Davalı ... vekili, ... plakalı aracın müvekkili şirkete 24/06/2009-2010 tarihleri arasında geçerli olmak üzere 193731509-0 nolu trafik sigortası poliçesi ve 17/04/2009-2010 vadeli 157680309-0 nolu kasko poliçesi ile sigortalı olduğunu, dava konusu kaza ile ilgili olarak müvekkili şirkete daha önce
hiçbir başvuru bulunmadığından temerrüt tarihi olarak dava tarihinin esas alınması gerektiğini, müvekkili şirketin sorumluluğunun poliçe limitleri ve sigortalısının kusuru ile sınırlı olduğunu, ... plakalı araç sürücüsü sigortalının 05/07/2009 tarihli kazada hiçbir kusurunun bulunmadığını, davacının sürekli işgücü kaybının söz konusu olmadığını belirterek davanın reddini savunmuştur.

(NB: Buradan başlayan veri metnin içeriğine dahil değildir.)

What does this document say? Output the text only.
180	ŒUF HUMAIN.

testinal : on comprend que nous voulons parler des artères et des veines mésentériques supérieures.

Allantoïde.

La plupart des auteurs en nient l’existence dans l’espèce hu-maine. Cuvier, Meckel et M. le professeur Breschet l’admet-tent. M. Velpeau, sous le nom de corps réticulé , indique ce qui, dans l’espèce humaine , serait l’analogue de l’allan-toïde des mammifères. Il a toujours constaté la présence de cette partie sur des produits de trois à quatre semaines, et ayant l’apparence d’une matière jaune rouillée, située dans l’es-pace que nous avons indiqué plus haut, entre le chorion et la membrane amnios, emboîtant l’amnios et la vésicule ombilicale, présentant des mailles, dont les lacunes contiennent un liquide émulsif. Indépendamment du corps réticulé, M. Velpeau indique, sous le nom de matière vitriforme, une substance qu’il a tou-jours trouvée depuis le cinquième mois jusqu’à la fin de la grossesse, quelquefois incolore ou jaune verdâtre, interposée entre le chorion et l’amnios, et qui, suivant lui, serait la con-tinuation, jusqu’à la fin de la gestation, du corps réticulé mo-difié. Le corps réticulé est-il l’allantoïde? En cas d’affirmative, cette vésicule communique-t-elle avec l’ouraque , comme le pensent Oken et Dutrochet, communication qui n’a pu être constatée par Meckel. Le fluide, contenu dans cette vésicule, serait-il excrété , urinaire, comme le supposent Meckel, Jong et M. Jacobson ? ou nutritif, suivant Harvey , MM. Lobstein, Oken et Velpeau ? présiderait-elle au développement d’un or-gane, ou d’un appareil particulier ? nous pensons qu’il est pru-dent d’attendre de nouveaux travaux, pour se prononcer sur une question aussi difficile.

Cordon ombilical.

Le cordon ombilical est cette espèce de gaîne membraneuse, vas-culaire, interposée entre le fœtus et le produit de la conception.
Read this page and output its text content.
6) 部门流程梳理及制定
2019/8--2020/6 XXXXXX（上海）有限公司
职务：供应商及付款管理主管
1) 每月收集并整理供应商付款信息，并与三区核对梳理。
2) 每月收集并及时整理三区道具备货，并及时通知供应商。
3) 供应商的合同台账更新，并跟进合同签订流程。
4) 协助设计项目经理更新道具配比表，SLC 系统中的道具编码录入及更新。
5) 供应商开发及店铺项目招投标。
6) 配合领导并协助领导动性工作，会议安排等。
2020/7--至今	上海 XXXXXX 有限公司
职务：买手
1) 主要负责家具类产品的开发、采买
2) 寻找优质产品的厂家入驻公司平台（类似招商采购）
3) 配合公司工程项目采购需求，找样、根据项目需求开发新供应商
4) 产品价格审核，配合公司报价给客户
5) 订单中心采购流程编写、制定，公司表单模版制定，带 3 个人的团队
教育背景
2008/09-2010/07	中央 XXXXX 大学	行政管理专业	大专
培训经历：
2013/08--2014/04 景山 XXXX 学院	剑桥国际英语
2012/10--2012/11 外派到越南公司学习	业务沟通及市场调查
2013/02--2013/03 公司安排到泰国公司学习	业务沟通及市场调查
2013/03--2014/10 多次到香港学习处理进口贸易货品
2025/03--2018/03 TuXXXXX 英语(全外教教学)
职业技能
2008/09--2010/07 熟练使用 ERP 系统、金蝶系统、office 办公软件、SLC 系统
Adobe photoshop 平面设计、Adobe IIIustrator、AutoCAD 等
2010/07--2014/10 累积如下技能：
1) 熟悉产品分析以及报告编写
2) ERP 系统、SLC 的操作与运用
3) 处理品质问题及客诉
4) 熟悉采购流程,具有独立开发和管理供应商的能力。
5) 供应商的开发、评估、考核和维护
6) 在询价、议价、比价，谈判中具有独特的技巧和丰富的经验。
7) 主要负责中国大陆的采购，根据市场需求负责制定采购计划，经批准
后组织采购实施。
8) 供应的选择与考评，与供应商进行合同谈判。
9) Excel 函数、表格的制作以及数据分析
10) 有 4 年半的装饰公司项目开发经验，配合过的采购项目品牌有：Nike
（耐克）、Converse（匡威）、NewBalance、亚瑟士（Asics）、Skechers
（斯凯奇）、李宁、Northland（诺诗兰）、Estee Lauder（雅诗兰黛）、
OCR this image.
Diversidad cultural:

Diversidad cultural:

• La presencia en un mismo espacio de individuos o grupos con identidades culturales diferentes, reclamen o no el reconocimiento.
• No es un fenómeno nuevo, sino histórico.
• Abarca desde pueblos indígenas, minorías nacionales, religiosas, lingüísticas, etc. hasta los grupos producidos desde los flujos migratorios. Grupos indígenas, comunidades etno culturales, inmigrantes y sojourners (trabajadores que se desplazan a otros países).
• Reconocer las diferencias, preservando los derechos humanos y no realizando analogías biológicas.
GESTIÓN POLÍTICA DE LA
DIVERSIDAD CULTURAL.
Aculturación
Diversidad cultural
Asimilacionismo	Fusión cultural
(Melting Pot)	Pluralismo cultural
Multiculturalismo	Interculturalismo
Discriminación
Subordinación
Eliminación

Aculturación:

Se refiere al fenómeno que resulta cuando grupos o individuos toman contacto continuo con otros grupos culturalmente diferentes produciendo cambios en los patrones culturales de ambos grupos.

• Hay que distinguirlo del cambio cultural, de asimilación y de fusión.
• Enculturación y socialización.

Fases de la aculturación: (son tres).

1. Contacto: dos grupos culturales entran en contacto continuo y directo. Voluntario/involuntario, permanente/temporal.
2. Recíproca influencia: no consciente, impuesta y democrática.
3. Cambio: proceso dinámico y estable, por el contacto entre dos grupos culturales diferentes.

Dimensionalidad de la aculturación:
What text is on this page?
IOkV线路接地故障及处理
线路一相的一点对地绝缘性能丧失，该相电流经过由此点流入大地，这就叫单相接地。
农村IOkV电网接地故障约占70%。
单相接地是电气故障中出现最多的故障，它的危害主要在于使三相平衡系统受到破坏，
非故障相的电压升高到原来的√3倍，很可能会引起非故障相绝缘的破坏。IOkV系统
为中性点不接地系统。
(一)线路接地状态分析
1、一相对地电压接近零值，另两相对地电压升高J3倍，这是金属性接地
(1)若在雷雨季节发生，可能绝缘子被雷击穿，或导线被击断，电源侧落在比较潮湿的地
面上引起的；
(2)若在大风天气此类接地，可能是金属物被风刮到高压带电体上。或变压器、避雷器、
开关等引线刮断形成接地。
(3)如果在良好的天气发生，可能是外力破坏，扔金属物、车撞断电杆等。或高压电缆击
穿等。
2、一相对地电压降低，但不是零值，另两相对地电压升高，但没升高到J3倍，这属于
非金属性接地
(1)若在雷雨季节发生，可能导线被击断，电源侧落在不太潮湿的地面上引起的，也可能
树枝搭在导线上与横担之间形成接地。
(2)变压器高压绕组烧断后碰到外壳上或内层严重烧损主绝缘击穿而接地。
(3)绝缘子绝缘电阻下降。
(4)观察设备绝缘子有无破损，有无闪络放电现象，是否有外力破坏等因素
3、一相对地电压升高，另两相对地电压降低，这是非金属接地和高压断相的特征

Davalı ... vekili, kaza tespit tutanağının uygun şekilde düzenlenmediğini, davalı yönünden kesinleşmiş bir kusur oranı olmadığını, kazanın meydana gelişinde davacının asli kusurlu olduğunu, davacının maluliyet durumu belirlenmemiş olduğundan maluliyetine dayalı tazminat talebinin yerinde olmadığını, talep edilen tazminat miktarlarının fahiş olduğunu belirterek davanın reddini savunmuştur.
Davalı ..., davaya cevap vermemiştir.
Mahkemece maddi tazminat talebinin 34.392,59 TL olarak kabulüne ve yasal faizi ile birlikte davalılardan müteselsilen alınarak davacıya verilmesine, manevi tazminat talebinin kısmen 6.000,00 TL olarak kabulüne ve yasal faizi ile davalılardan müteselsilen birlikte alınarak davacıya verilmesine karar verilmiş; hükmün, davacı vekili temyiz edilmesi üzerine Dairemizin 01.11.2016 gün ve 2014/9662 Esas ve 2016/9641 Karar sayılı ilamı ile davacı vekilinin kusura ilişkin itirazları reddedilerek "trafik kazası nedeniyle işgücü kaybı oranının kesin olarak belirlenmesi için kaza tarihinde yürürlükte bulunan söz konusu Yönetmelik hükümlerine göre Adli Tıp Kurumu İhtisas Dairesi"nden rapor alınarak sonucuna göre karar verilmesi" gerekçesiyle diğer temyiz itirazları incelenmeksizin bozulmuştur.
Mahkemece bozma ilamına uyularak davacının maddi tazminat talebinin kabulü ile 34.392,59 TL"nin davalı gerçek kişilerden 05/07/2009 tarihinden itibaren, sigorta şirketi yönünden 15/09/2009 tarihinden itibaren işleyecek yasal faizi ile birlikte davalılardan müteselsilen tahsili ile davacıya verilmesine, davacının manevi tazminat talebinin kısmen kabulü ile takdiren 6.000,00 TL manevi tazminatın davalı gerçek kişilerden 05/07/2009 tarihinden itibaren, sigorta şirketi yönünden 15/09/2009 tarihinden itibaren işleyecek yasal faizi ile birlikte müteselsilen tahsili ile davacıya verilmesine, manevi tazminatın fazlaya yönelik kısmının reddine karar verilmiş; hüküm, davacı vekili tarafından temyiz edilmiştir.
Dosya içeriğine, toplanıp değerlendirilen delillere, bozmaya uygun karar verilmiş olmasına, bozma ile kesinleşen yönlere ilişkin inceleme yapılmasının mümkün olmamasına, özellikle, oluşa ve dosya içeriğine uygun olarak düzenlenen uzman bilirkişi raporunda belirtilen hesaplamanın ve maluliyet oranının hükme esas alınmasında bir usulsüzlük bulunmamasına ve manevi tazminatın takdirinde B.K.nun 47.maddesindeki özel haller dikkate alınarak hak ve nasafet kuralları çerçevesinde hüküm kurulmuş olmasına göre, davacı Vekilinin yerinde görülmeyen tüm temyiz itirazlarının reddiyle usul ve kanuna uygun bulunan hükmün ONANMASINA ve aşağıda dökümü yazılı 10,00 TL kalan onama harcının temyiz eden davacıdan alınmasına 18/11/2020 gününde oybirliğiyle karar verildi.